Akeelah and the Bee is one of those rare movies that comes along every once in a while and manages to get everything right despite sticking to an almost formulaic plot design. In this case, Akeelah is almost a sports movie, with the titular heroine involved in a spelling competition instead of any sort of sport with a ball. Make no mistake about it though, anyone who has seen the spelling championship on ESPN knows how brutal the competition can be. As a competition movie, Akeelah puts the mass of children’s sports movies to shame though, as the film proves it’s not the winning at the end of the film, but the journey there that makes us who we are.
There’s nothing really special about Akeelah. She’s just an eleven year old girl who happens to be good at spelling. That doesn’t do her much good in school though, especially since she’s fond of skipping classes and missing homework. Akeelah is one of those kids whose content to simply get by, especially if it means avoiding showing people that she’s actually smart. As one of her school’s brightest students, and as punishment for missing classes, Akeelah is dropped into the school’s first spelling bee, and quickly finds herself on a path that leads to the national competition.
Of course, as with any competitive type movie, the star has to have obstacles to overcome. In Akeelah’s case it’s her home life. Her mother is a nurse who doesn’t have much time to spend keeping tabs on her kids. Since one of Akeelah’s brothers is starting to get under the wrong influence, that leaves even less time for her mom to pay attention to Akeelah. In some ways, the spelling bee becomes a chance to get Akeelah’s mother to pay attention to her, but as overworked as mom is, there’s just no time for spelling.
Instead the attention for Akeelah comes from her spelling coach, Dr. Larabee, an almost-Mr. Miyagi type figure who has withdrawn from his world of collegiate teaching after a family trauma. That doesn’t stop him from not only helping Akeelah learn how to spell, but also trying to teach her about her culture and help her find a way to accept her intelligence instead of hiding it. Their relationship quickly becomes strong, as he becomes the father figure Akeelah is lacking, and she becomes the daughter Larabee is missing.
With emotional gaps being filled and a competition to spur things along, Akeelah and the Bee will no doubt be lumped in with all those other “feel good” movies out there. But Akeelah manages more than some cheap emotional manipulations.
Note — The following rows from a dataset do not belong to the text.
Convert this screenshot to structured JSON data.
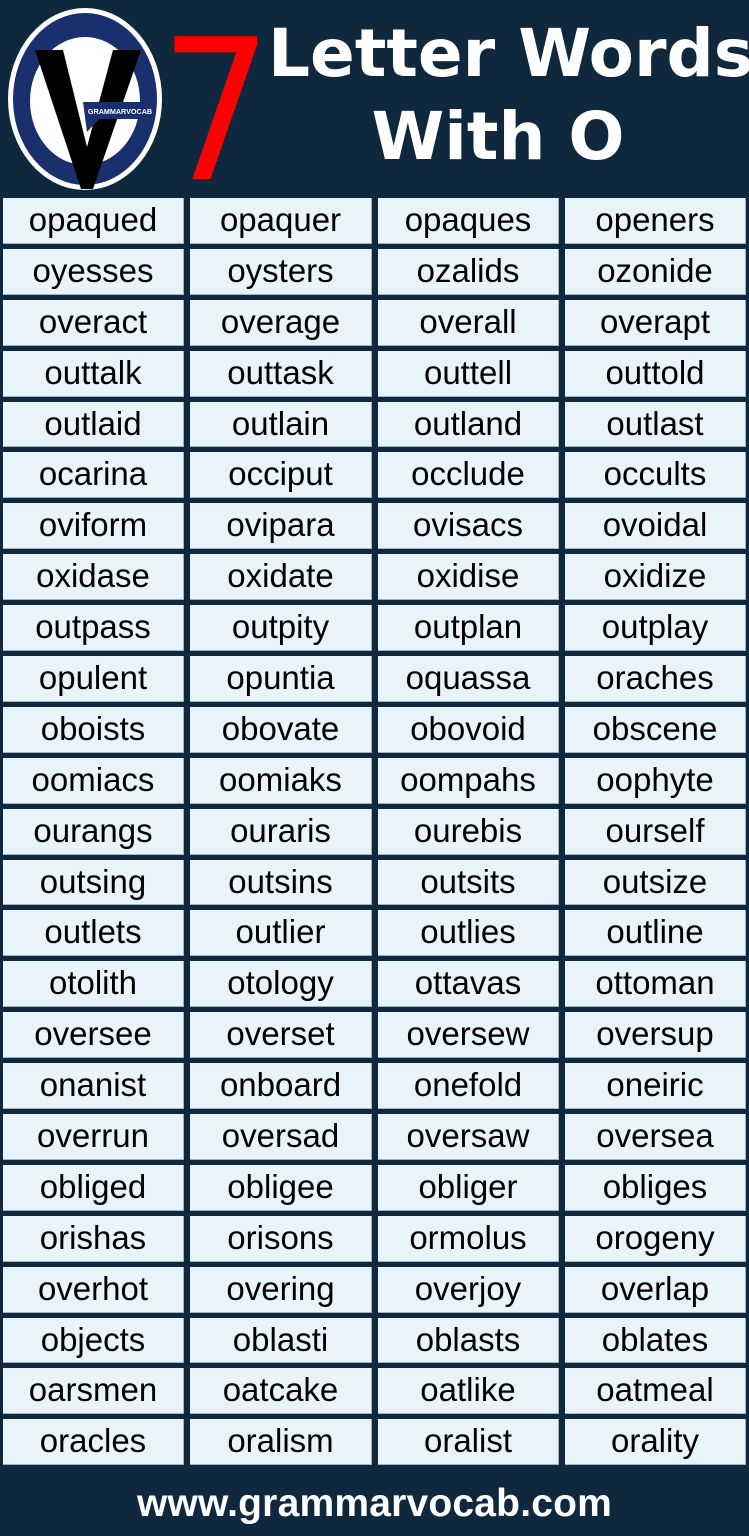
{
  "header": {
    "logo_text": "GRAMMARVOCAB",
    "number": "7",
    "title_line1": "Letter Words",
    "title_line2": "With O"
  },
  "colors": {
    "background": "#10283d",
    "cell": "#e8f4fa",
    "accent_number": "#ff0000",
    "logo_ring": "#1a2f6e",
    "text_on_cell": "#000000",
    "text_on_background": "#ffffff"
  },
  "words": [
    [
      "opaqued",
      "opaquer",
      "opaques",
      "openers"
    ],
    [
      "oyesses",
      "oysters",
      "ozalids",
      "ozonide"
    ],
    [
      "overact",
      "overage",
      "overall",
      "overapt"
    ],
    [
      "outtalk",
      "outtask",
      "outtell",
      "outtold"
    ],
    [
      "outlaid",
      "outlain",
      "outland",
      "outlast"
    ],
    [
      "ocarina",
      "occiput",
      "occlude",
      "occults"
    ],
    [
      "oviform",
      "ovipara",
      "ovisacs",
      "ovoidal"
    ],
    [
      "oxidase",
      "oxidate",
      "oxidise",
      "oxidize"
    ],
    [
      "outpass",
      "outpity",
      "outplan",
      "outplay"
    ],
    [
      "opulent",
      "opuntia",
      "oquassa",
      "oraches"
    ],
    [
      "oboists",
      "obovate",
      "obovoid",
      "obscene"
    ],
    [
      "oomiacs",
      "oomiaks",
      "oompahs",
      "oophyte"
    ],
    [
      "ourangs",
      "ouraris",
      "ourebis",
      "ourself"
    ],
    [
      "outsing",
      "outsins",
      "outsits",
      "outsize"
    ],
    [
      "outlets",
      "outlier",
      "outlies",
      "outline"
    ],
    [
      "otolith",
      "otology",
      "ottavas",
      "ottoman"
    ],
    [
      "oversee",
      "overset",
      "oversew",
      "oversup"
    ],
    [
      "onanist",
      "onboard",
      "onefold",
      "oneiric"
    ],
    [
      "overrun",
      "oversad",
      "oversaw",
      "oversea"
    ],
    [
      "obliged",
      "obligee",
      "obliger",
      "obliges"
    ],
    [
      "orishas",
      "orisons",
      "ormolus",
      "orogeny"
    ],
    [
      "overhot",
      "overing",
      "overjoy",
      "overlap"
    ],
    [
      "objects",
      "oblasti",
      "oblasts",
      "oblates"
    ],
    [
      "oarsmen",
      "oatcake",
      "oatlike",
      "oatmeal"
    ],
    [
      "oracles",
      "oralism",
      "oralist",
      "orality"
    ]
  ],
  "footer": {
    "website": "www.grammarvocab.com"
  }
}
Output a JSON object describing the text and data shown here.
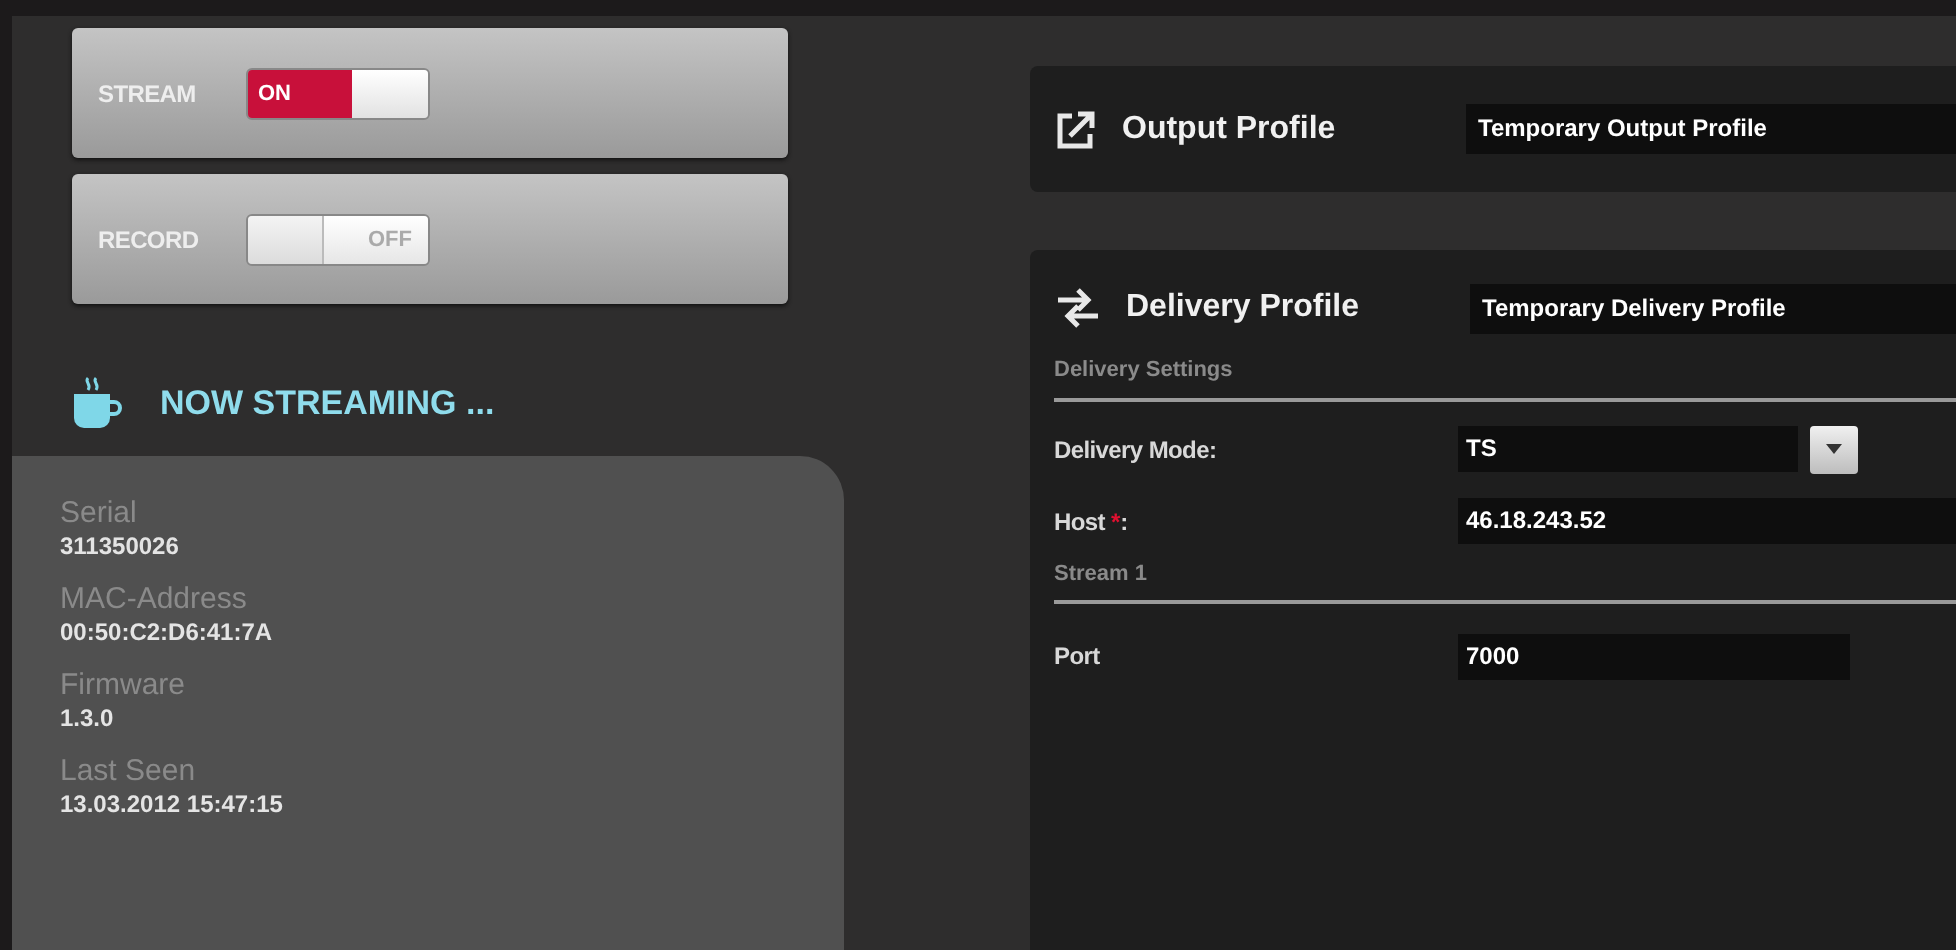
{
  "toggles": [
    {
      "label": "STREAM",
      "on": true,
      "state_text": "ON"
    },
    {
      "label": "RECORD",
      "on": false,
      "state_text": "OFF"
    }
  ],
  "status": "NOW STREAMING ...",
  "info": [
    {
      "label": "Serial",
      "value": "311350026"
    },
    {
      "label": "MAC-Address",
      "value": "00:50:C2:D6:41:7A"
    },
    {
      "label": "Firmware",
      "value": "1.3.0"
    },
    {
      "label": "Last Seen",
      "value": "13.03.2012 15:47:15"
    }
  ],
  "output_profile": {
    "title": "Output Profile",
    "value": "Temporary Output Profile"
  },
  "delivery_profile": {
    "title": "Delivery Profile",
    "value": "Temporary Delivery Profile",
    "section": "Delivery Settings",
    "fields": [
      {
        "kind": "select",
        "label": "Delivery Mode:",
        "value": "TS"
      },
      {
        "kind": "text",
        "label": "Host",
        "required_mark": "*",
        "label_end": ":",
        "value": "46.18.243.52"
      }
    ],
    "stream_section": "Stream 1",
    "stream_fields": [
      {
        "kind": "short",
        "label": "Port",
        "value": "7000"
      }
    ]
  }
}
There is some real substance to the emotion within the film. This is less of a credit to seasoned veterans Laurence Fishburne and Angela Bassett though, who are content to sit back and play supporting roles to the true talent of the movie: thirteen year old Keke Palmer. Palmer plays the title role with an innocence and passion that can’t be mugged or faked – this is the real deal, and it’s this movie that shows why junk like ATL or poor moppet Dakota Fanning performances shouldn’t be tolerated. The movie demands a wide range of emotions and responses from Palmer, and she grabs the audience from frame one and takes them on a fantastic ride.
Sure Akeelah is a “feel good movie”, but there’s nothing wrong with that. We need to feel good every once in a while, and I’d rather have a genuinely good story like this make me feel good over some contrived star vehicle movie any day. Writer/director Doug Atchison puts his sappy and somewhat predictable script on Palmer’s shoulders, and the result is phenomenal.